Последний фильм Тарковского — о прямом слове. Однако троичность ипостасей множится в семейных связях — смутно, связи любовные отражают библейский сюжет — неясно, но опошленное слово есть и слово молитвы, и в нем образ Слова, творящего мир. Неточность подобия — в природе образа. Последнего знания не дано никому. Первообраз безграничен. И Леонардо страшен в прямом знании сущности, Пьеро делла Франческо теплее и человечнее.
Прямое именование главных вещей вмешивается в главное творческое движение в мире.
Если я посягаю на причастность моего слова прямому акту Творца, я весь должен стать творящей силой, мое я должно исчезнуть без остатка в этом слове: «Жертвоприношение». Александр, переставший быть Александром, отдавший прошлое, национальность, походку. Вместе с домом сгорело все, делавшее его Александром, но слово исполнилось.
Прямое слово прямо вмешивается в жизнь: в этом магия искусства.
Художник — на границе дозволенного и недозволенного: посягает на дело Творца. Андрей Тарковский дал Александру слово молитвы, четко оставшись на этой границе.

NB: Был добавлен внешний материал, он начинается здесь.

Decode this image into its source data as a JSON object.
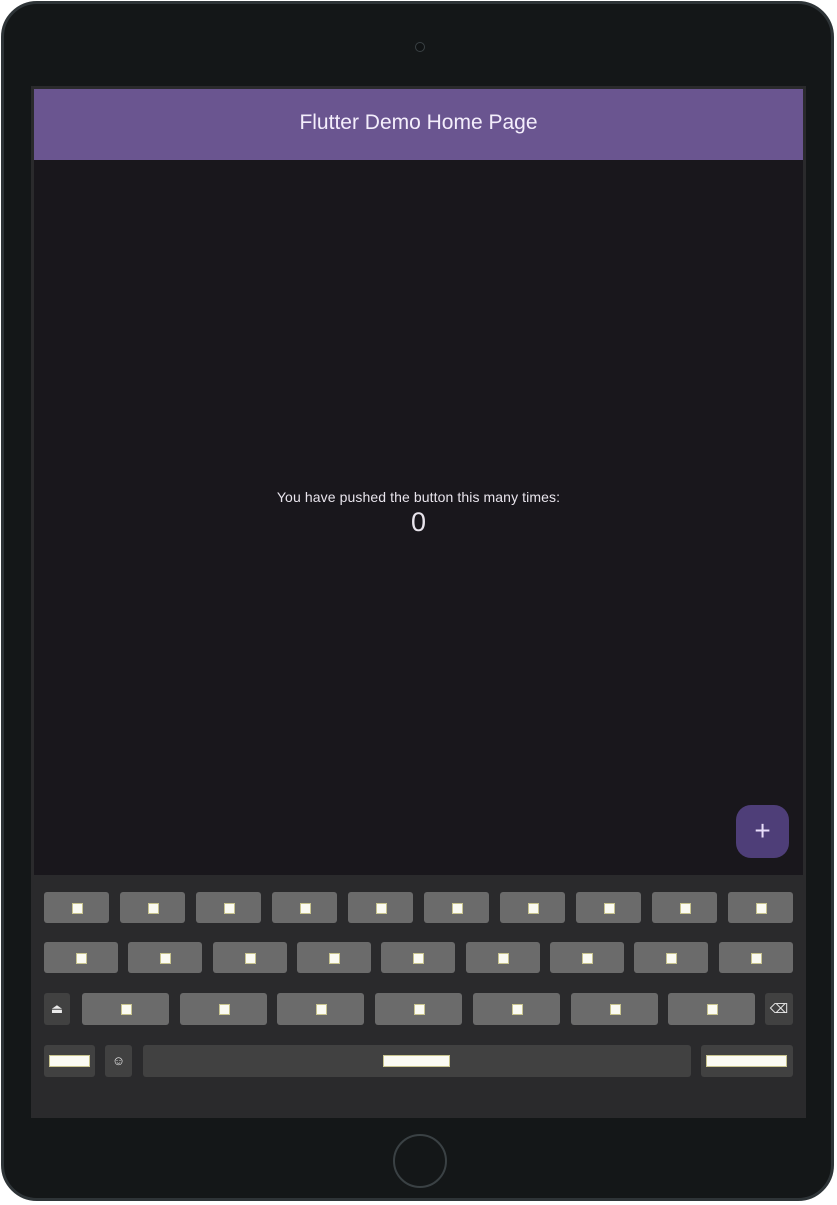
{
  "app": {
    "title": "Flutter Demo Home Page",
    "message": "You have pushed the button this many times:",
    "counter": "0",
    "fab_label": "+"
  },
  "colors": {
    "appbar": "#6a5590",
    "background": "#19171c",
    "fab": "#4e3e78",
    "keyboard": "#2a2a2c"
  },
  "keyboard": {
    "shift_symbol": "⏏",
    "emoji_symbol": "☺",
    "backspace_symbol": "⌫",
    "row1_key_count": 10,
    "row2_key_count": 9,
    "row3_key_count": 7
  }
}
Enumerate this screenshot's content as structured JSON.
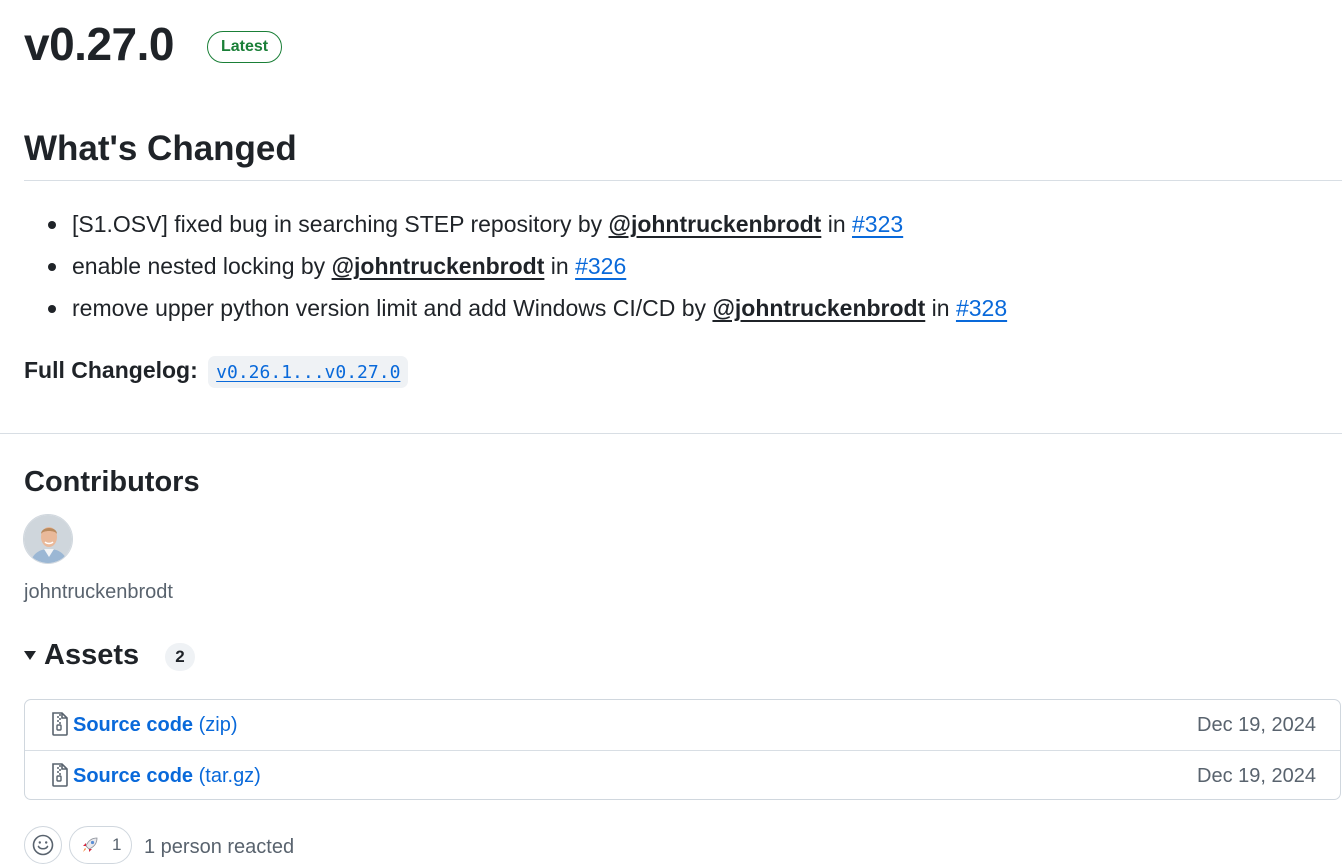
{
  "release": {
    "title": "v0.27.0",
    "badge": "Latest",
    "badge_color": "#1a7f37"
  },
  "changes": {
    "heading": "What's Changed",
    "items": [
      {
        "text": "[S1.OSV] fixed bug in searching STEP repository by ",
        "author": "@johntruckenbrodt",
        "in": " in ",
        "issue": "#323"
      },
      {
        "text": "enable nested locking by ",
        "author": "@johntruckenbrodt",
        "in": " in ",
        "issue": "#326"
      },
      {
        "text": "remove upper python version limit and add Windows CI/CD by ",
        "author": "@johntruckenbrodt",
        "in": " in ",
        "issue": "#328"
      }
    ],
    "full_changelog_label": "Full Changelog",
    "full_changelog_sep": ": ",
    "compare_link": "v0.26.1...v0.27.0"
  },
  "contributors": {
    "heading": "Contributors",
    "names": [
      "johntruckenbrodt"
    ]
  },
  "assets": {
    "heading": "Assets",
    "count": "2",
    "items": [
      {
        "name": "Source code",
        "type": "(zip)",
        "date": "Dec 19, 2024",
        "icon": "file-zip-icon"
      },
      {
        "name": "Source code",
        "type": "(tar.gz)",
        "date": "Dec 19, 2024",
        "icon": "file-zip-icon"
      }
    ]
  },
  "reactions": {
    "add_icon": "smiley-icon",
    "rocket_icon": "rocket-icon",
    "rocket_count": "1",
    "summary": "1 person reacted"
  },
  "colors": {
    "link": "#0969da",
    "text": "#1f2328",
    "muted": "#59636e",
    "border": "#d0d7de"
  }
}
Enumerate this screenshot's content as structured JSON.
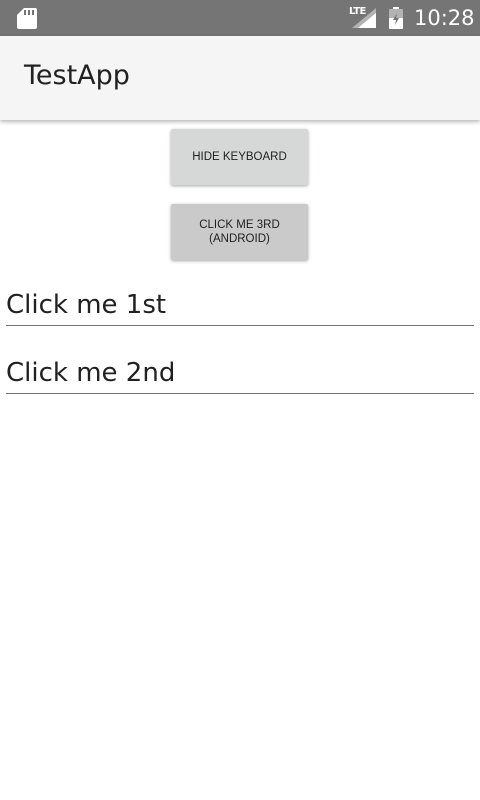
{
  "status_bar": {
    "network_type": "LTE",
    "time": "10:28",
    "background_color": "#757575",
    "icons": [
      "sd-card-icon",
      "signal-icon",
      "battery-icon"
    ]
  },
  "app_bar": {
    "title": "TestApp",
    "background_color": "#f5f5f5"
  },
  "buttons": {
    "hide_keyboard_label": "HIDE KEYBOARD",
    "click_me_third_label": "CLICK ME 3RD\n(ANDROID)"
  },
  "fields": {
    "first_value": "Click me 1st",
    "second_value": "Click me 2nd"
  }
}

Первый и четвертый «Пушкинские эпиграфы»: дерзость художника, молитва его о прощении.
Разобрал головоломку —
Не могу ее сложить:
Подскажи хоть ты потомку,
Как на свете надо жить:
Ради неба — или ради
Хлеба и тщеты земной,
Ради сказанных в тетради
Слов — идущему за мной...
Здесь не просто легкость обращения к миру через «стершееся» слово (старые образы, привычная связь этики и эстетики, «общие места» поэтической традиции), но естественность (необходимость, может быть) говорения таким словом: оно помнит хор голосов, прежние обращения в нем к смыслу. В таком слове — тщетном, поскольку оно земное, от мира земли — можно существовать «ради неба»: оно почти анонимно, личностное в нем — обращение к смыслу и устроение для других пути такого обращения.
...Был бы хлеб. Ни богатства, ни славы
Мне в моих сундуках не беречь.
Не гадал мой даритель лукавый,
Что вручил мне с подарками право
На прямую свободную речь.
* Это сокращенный вариант статьи Елены Климановой «Единство образа. Сын и отец», впервые опубликованной в журнале «Искусство кино» (1992, №4).